Perhaps a nudge isn't that good

So, one of the most recent pieces of thinking on behaviour change - the idea of 'nudging' people towards different behaviour is now thought not to work - at least not in isolation. The idea forms the basis of the book "Nudge - improving decisions about health, wealth and happiness".

This on-trend theory proposes that by making it easier for people to opt for better choices they will - for example by putting fresh fruit at the supermarket checkout, not chocolate (personally, I would still seek the chocolate out wherever it was, so perhaps that's all the evidence you need! Ann)
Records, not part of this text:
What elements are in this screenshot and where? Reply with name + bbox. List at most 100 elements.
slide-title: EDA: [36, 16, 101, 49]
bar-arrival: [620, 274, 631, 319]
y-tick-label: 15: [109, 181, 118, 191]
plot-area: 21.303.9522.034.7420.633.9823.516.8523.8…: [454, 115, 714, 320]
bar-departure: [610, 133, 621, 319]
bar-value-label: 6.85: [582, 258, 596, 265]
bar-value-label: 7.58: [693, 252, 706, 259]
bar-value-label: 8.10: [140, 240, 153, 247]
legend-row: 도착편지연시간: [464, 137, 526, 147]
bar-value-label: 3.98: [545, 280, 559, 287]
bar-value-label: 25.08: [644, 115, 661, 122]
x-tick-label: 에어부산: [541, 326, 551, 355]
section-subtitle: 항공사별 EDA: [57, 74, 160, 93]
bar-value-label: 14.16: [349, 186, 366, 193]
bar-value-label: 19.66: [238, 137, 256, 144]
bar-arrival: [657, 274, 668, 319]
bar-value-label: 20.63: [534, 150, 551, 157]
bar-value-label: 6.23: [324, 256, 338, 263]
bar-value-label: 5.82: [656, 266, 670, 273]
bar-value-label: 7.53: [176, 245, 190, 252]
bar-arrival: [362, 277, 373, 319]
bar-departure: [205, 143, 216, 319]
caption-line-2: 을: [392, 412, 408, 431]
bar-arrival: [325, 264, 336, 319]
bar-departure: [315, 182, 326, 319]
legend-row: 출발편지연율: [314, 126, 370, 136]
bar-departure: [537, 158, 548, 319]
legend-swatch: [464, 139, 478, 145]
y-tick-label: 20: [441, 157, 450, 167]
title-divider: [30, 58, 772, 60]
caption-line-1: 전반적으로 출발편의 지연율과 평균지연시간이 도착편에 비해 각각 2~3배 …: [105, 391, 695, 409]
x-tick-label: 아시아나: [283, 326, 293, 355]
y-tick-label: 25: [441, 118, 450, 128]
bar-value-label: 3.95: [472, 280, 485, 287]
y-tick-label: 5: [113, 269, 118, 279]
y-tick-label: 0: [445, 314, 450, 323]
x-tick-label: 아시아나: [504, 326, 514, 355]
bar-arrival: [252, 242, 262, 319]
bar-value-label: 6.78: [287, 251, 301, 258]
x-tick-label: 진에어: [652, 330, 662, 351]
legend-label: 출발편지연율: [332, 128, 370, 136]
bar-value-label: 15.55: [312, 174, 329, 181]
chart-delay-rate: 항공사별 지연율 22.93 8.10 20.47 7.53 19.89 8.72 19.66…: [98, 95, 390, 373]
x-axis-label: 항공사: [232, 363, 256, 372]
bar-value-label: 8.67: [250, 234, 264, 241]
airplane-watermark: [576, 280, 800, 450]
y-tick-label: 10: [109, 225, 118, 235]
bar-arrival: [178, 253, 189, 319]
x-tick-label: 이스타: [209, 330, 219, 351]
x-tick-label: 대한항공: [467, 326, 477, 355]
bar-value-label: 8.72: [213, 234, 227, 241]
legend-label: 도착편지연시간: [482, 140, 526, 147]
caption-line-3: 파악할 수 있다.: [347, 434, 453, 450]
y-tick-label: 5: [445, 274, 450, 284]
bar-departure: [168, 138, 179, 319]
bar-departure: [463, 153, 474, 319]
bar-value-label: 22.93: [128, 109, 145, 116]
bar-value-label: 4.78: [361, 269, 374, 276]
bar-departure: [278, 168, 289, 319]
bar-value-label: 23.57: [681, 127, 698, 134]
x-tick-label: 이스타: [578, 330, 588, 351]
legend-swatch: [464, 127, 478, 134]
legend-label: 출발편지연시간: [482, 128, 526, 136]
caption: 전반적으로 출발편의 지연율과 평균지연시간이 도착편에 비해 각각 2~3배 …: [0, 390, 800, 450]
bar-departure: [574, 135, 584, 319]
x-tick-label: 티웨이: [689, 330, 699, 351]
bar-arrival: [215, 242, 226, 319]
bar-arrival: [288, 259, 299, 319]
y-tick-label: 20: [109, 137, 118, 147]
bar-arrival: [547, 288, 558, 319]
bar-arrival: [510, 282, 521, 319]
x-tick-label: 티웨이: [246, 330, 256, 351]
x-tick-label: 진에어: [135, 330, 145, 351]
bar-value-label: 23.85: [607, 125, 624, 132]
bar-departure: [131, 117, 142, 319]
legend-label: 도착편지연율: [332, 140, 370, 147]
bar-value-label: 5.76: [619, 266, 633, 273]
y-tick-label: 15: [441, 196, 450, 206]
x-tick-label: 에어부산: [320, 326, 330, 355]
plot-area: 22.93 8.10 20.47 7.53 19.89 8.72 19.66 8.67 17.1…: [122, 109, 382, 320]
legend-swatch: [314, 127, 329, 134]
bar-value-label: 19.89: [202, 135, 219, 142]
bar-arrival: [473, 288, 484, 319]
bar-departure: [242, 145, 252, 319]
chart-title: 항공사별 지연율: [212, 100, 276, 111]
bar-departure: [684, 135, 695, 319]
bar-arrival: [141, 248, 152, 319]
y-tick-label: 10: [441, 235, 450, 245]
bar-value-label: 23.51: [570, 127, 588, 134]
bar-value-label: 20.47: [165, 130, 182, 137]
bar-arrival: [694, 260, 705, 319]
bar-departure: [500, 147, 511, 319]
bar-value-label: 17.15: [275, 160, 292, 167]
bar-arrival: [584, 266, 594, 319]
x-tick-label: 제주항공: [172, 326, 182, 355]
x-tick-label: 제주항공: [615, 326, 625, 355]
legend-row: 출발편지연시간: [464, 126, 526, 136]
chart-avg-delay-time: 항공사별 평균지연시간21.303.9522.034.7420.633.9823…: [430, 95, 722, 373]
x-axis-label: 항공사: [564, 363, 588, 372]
It was reported today that a report due out later this week in the UK will say that it doesn't work and in fact it takes 20 - 25 years to change behaviour.  This has implications for the Big Society concept here in the UK where the government set up a 'nudge unit'

Of course we need to be mindful of any politics at work around this report, but it has been done by a sub group of the UK House of Lords science and technology sub committee so should be sound.

So are we wasting our time with PR campaigns that set out to change behaviour? The report draws on the example of a campaign in the UK in the 1970s to get people to wear seat belts - it only worked when legislation was brought in. Here in the UK and across Europe, we could perhaps say the same about stopping smoking - how much more powerful is a ban on smoking in public places as a driver of behaviour change?